How to Use coin-flip
- Click the coin (or the Flip button) to flip it.
- Watch the animation and read the result: Heads or Tails.
- Check the statistics panel for the running heads/tails count and ratio across multiple flips.
- Use the Auto-Flip mode to flip continuously at a chosen speed.
A fair coin flip is a classic source of binary randomness. This simulator uses Math.random() — JavaScript's cryptographically seeded pseudo-random number generator in modern browsers — to produce statistically fair 50/50 results. Use it to make quick decisions, settle disputes, or run probability experiments.
Is Math.random() Fair for Coin Flips?
Math.random() in modern browsers (Chrome, Firefox, Safari) is implemented with xorshift128+ or a similar CSPRNG-seeded PRNG, making it statistically excellent for simulation purposes. Over large numbers of flips, the heads/tails ratio converges to 50%/50% as expected by the law of large numbers. If you need cryptographic randomness (for security applications), use crypto.getRandomValues() instead.
- Animated flip with realistic heads/tails imagery
- Cumulative statistics: count, ratio, and streak tracking
- Auto-flip mode at adjustable speed (1–100 flips/second)

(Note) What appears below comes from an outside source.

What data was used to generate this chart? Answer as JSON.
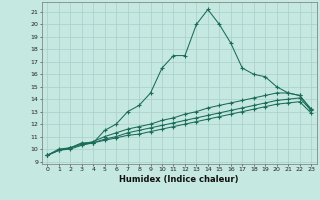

- Results logged in the flip history panel
Frequently Asked Questions
Is the coin flip genuinely random?
It uses JavaScript's Math.random(), which is seeded from system entropy and is practically indistinguishable from random for non-security purposes. For cryptographic randomness, the tool is not the right choice.
Why do I seem to get runs of the same result?
Runs are expected in random sequences. The probability of 5 heads in a row is (0.5)^5 = 3.1% — rare but not unusual. Over hundreds of flips, the ratio will converge to near 50:50.
Can I use this for probability experiments?
Yes. The statistics panel tracks cumulative results, making it useful for demonstrating the law of large numbers: the empirical frequency converges to the theoretical probability as the number of trials increases.
What is the probability of getting heads 10 times in a row?
(0.5)^10 ≈ 0.097% — about 1 in 1,024. This will happen roughly once every 1,000 sequences of 10 flips on average.